Oral
in
Workshop: Evaluating Evaluations: Examining Best Practices for Measuring Broader Impacts of Generative AI
(Mis)use of nude images in machine learning research
Arshia Arya · Princessa Cintaqia · Deepak Kumar · Allison McDonald · Lucy Qin · Elissa Redmiles
Keywords: [ nudity detection ] [ data collection ] [ image-based sexual abuse ] [ ethics ]
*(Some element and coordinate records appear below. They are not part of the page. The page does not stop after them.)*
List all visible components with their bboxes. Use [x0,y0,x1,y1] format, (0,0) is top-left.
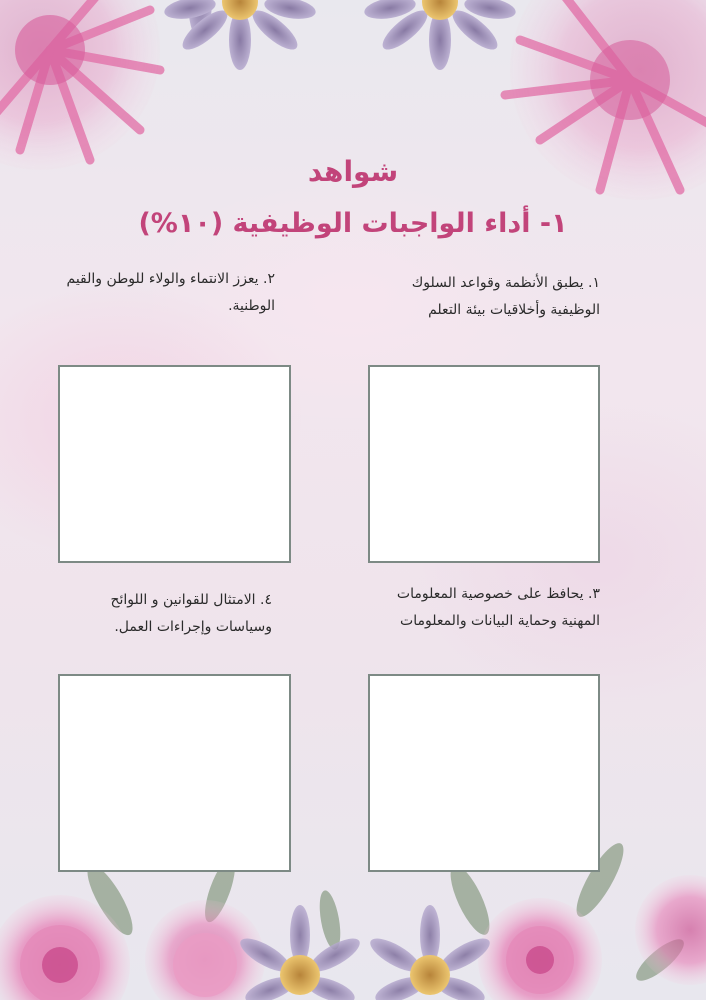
page-title: شواهد [307,155,399,188]
evidence-box-3[interactable] [368,674,600,872]
evidence-item-1-text: ١. يطبق الأنظمة وقواعد السلوك الوظيفية وأخلاقيات بيئة التعلم [411,275,600,318]
bottom-purple-flower-right [366,905,494,1000]
bottom-pink-flower-left [0,895,130,1000]
bottom-purple-flower-left [236,905,364,1000]
evidence-box-2[interactable] [58,365,291,563]
top-purple-flower-right [363,0,518,70]
section-heading: ١- أداء الواجبات الوظيفية (١٠%) [138,208,568,239]
evidence-box-4[interactable] [58,674,291,872]
top-left-flower [0,0,160,170]
bottom-pink-flower-right [478,898,602,1000]
top-purple-flower-left [163,0,318,70]
evidence-item-3-text: ٣. يحافظ على خصوصية المعلومات المهنية وحماية البيانات والمعلومات [396,586,600,629]
evidence-box-1[interactable] [368,365,600,563]
evidence-item-2-text: ٢. يعزز الانتماء والولاء للوطن والقيم الوطنية. [66,271,275,314]
bottom-pink-flower-center [145,900,265,1000]
evidence-item-4-text: ٤. الامتثال للقوانين و اللوائح وسياسات وإجراءات العمل. [110,592,272,635]
bottom-pink-flower-far-right [635,875,706,985]
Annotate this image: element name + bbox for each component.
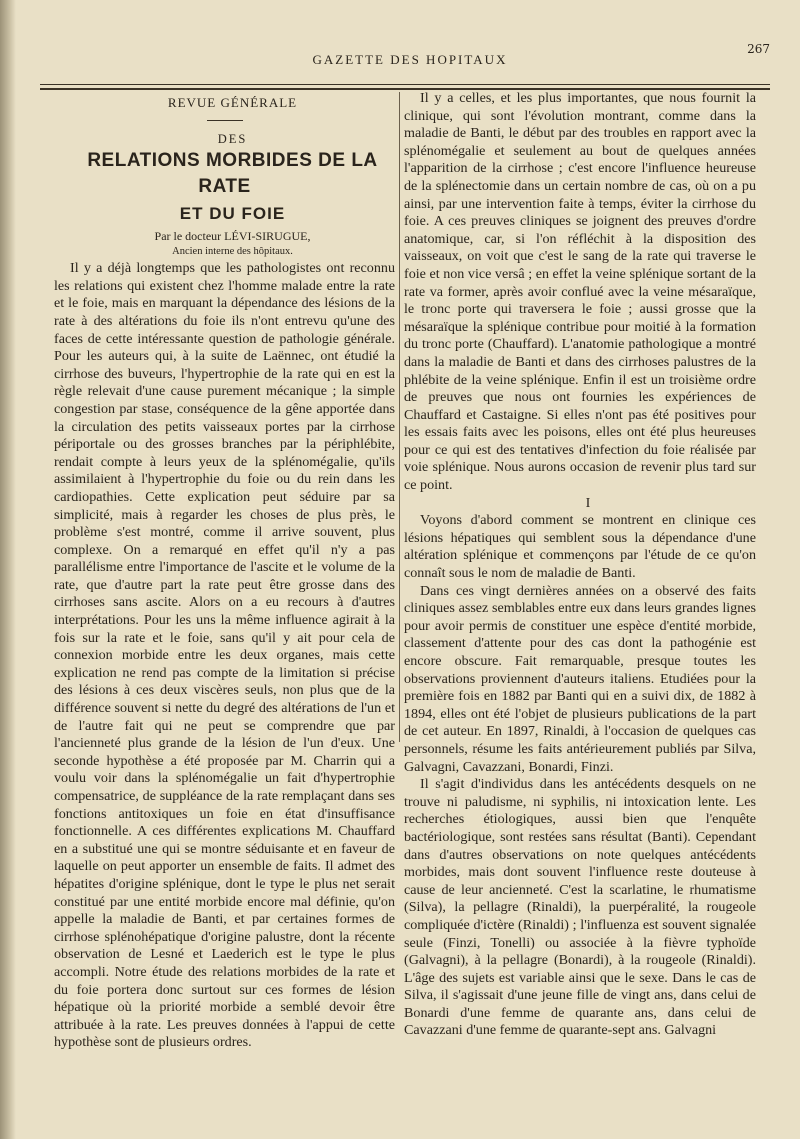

Nudity detection is a task that has been studied by researchers for decades. In order to do this work, researchers need datasets of nude content for training, testing, and benchmarking their nudity detection algorithms. To assemble these datasets, prior work indicates that researchers typically scrape images from the internet or use existing datasets of nude images. While this practice is common for assembling datasets for general image-recognition tasks, nude images are particularly sensitive. In addition, the nonconsensual collection and distribution of nude images is a common form of image-based sexual abuse, a category of technology-facilitated sexual violence. Our team is conducting ongoing work that investigates the use of nude datasets in machine learning and computer vision research. Based on our initial results we identify several ethical challenges. In this provocation, we aim to raise questions for researchers considering work in this space to evaluate at the start of their projects and prior to dataset collection.